Abstract:Inspired by the success of deploying deep learning in the fields of Computer Vision and Natural Language Processing, this learning paradigm has also found its way into the field of Music Information Retrieval. In order to benefit from deep learning in an effective, but also efficient manner, deep transfer learning has become a common approach. In this approach, it is possible to reuse the output of a pre-trained neural network as the basis for a new learning task. The underlying hypothesis is that if the initial and new learning tasks show commonalities and are applied to the same type of input data (e.g. music audio), the generated deep representation of the data is also informative for the new task. Since, however, most of the networks used to generate deep representations are trained using a single initial learning source, the validity of the above hypothesis is questionable for an arbitrary future task.
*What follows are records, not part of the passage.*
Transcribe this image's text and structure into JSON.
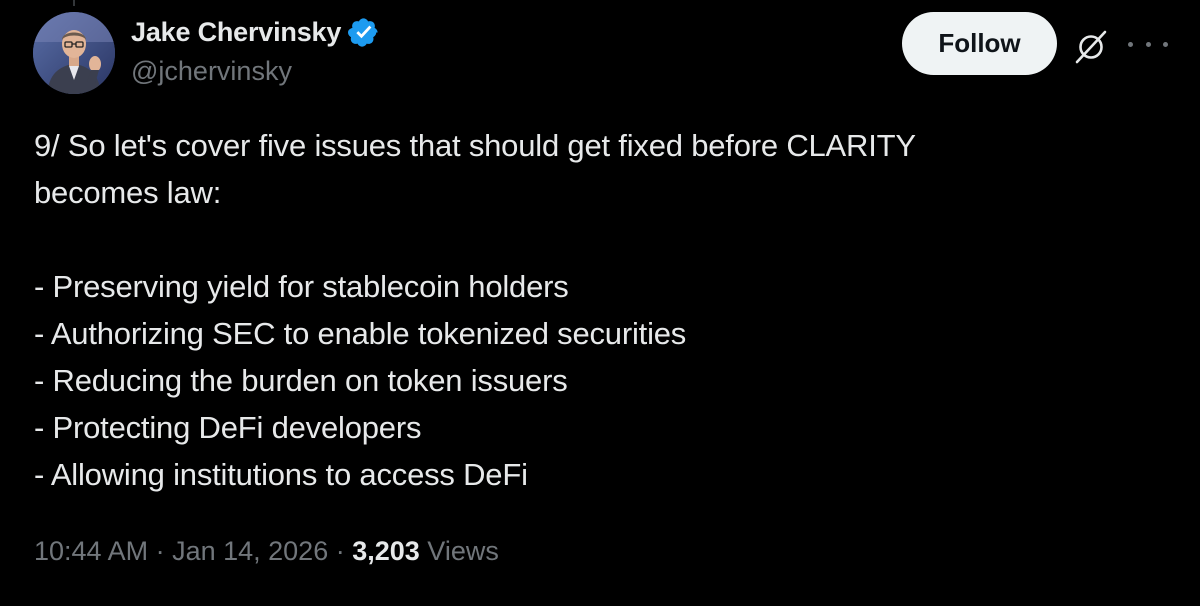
{
  "author": {
    "display_name": "Jake Chervinsky",
    "handle": "@jchervinsky",
    "verified": true,
    "verified_color": "#1d9bf0"
  },
  "actions": {
    "follow_label": "Follow",
    "grok_icon": "grok-icon",
    "more_icon": "more-options-icon"
  },
  "tweet": {
    "lines": [
      "9/ So let's cover five issues that should get fixed before CLARITY",
      "becomes law:",
      "",
      "- Preserving yield for stablecoin holders",
      "- Authorizing SEC to enable tokenized securities",
      "- Reducing the burden on token issuers",
      "- Protecting DeFi developers",
      "- Allowing institutions to access DeFi"
    ]
  },
  "meta": {
    "time": "10:44 AM",
    "separator": " · ",
    "date": "Jan 14, 2026",
    "views_count": "3,203",
    "views_label": " Views"
  },
  "colors": {
    "background": "#000000",
    "text_primary": "#e7e9ea",
    "text_secondary": "#71767b",
    "follow_bg": "#eff3f4"
  }
}
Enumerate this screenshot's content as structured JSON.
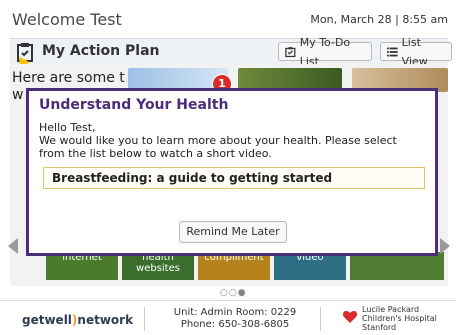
{
  "header": {
    "welcome": "Welcome Test",
    "datetime": "Mon, March 28 | 8:55 am"
  },
  "plan_bar": {
    "title": "My Action Plan",
    "todo_label": "My To-Do List",
    "list_view_label": "List View"
  },
  "carousel": {
    "intro_text": "Here are some t w t a",
    "badge_count": "1",
    "tiles": [
      {
        "label": "internet"
      },
      {
        "label": "health websites"
      },
      {
        "label": "compliment"
      },
      {
        "label": "video"
      },
      {
        "label": ""
      }
    ]
  },
  "modal": {
    "title": "Understand Your Health",
    "greeting": "Hello Test,",
    "message": "We would like you to learn more about your health. Please select from the list below to watch a short video.",
    "highlight_item": "Breastfeeding: a guide to getting started",
    "remind_label": "Remind Me Later"
  },
  "pager": "○○●",
  "footer": {
    "brand_prefix": "getwell",
    "brand_accent": ")",
    "brand_suffix": "network",
    "unit_line1": "Unit: Admin Room: 0229",
    "unit_line2": "Phone: 650-308-6805",
    "hospital_line1": "Lucile Packard",
    "hospital_line2": "Children's Hospital",
    "hospital_line3": "Stanford"
  },
  "colors": {
    "modal_border": "#4b2d7a",
    "highlight_border": "#e1c46b",
    "badge": "#d92b2b",
    "brand_accent": "#f2a01d"
  },
  "icons": {
    "plan": "clipboard-icon",
    "todo": "clipboard-check-icon",
    "list_view": "list-icon",
    "hospital": "heart-logo-icon"
  }
}
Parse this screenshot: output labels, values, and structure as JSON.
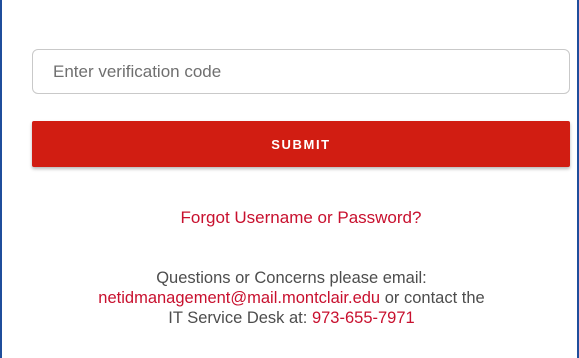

In this paper, we present the results of our investigation of what the most important factor to generate deep representations for the data and learning tasks in the music domain. We conducted this investigation via an extensive empirical study that involves multiple learning sources, as well as multiple deep learning architectures with varying levels of information sharing between sources, in order to learn music representations. We then validate these representations considering multiple target datasets for evaluation. The results of our experiments yield several insights on how to approach the design of methods for learning widely deployable deep data representations in the music domain.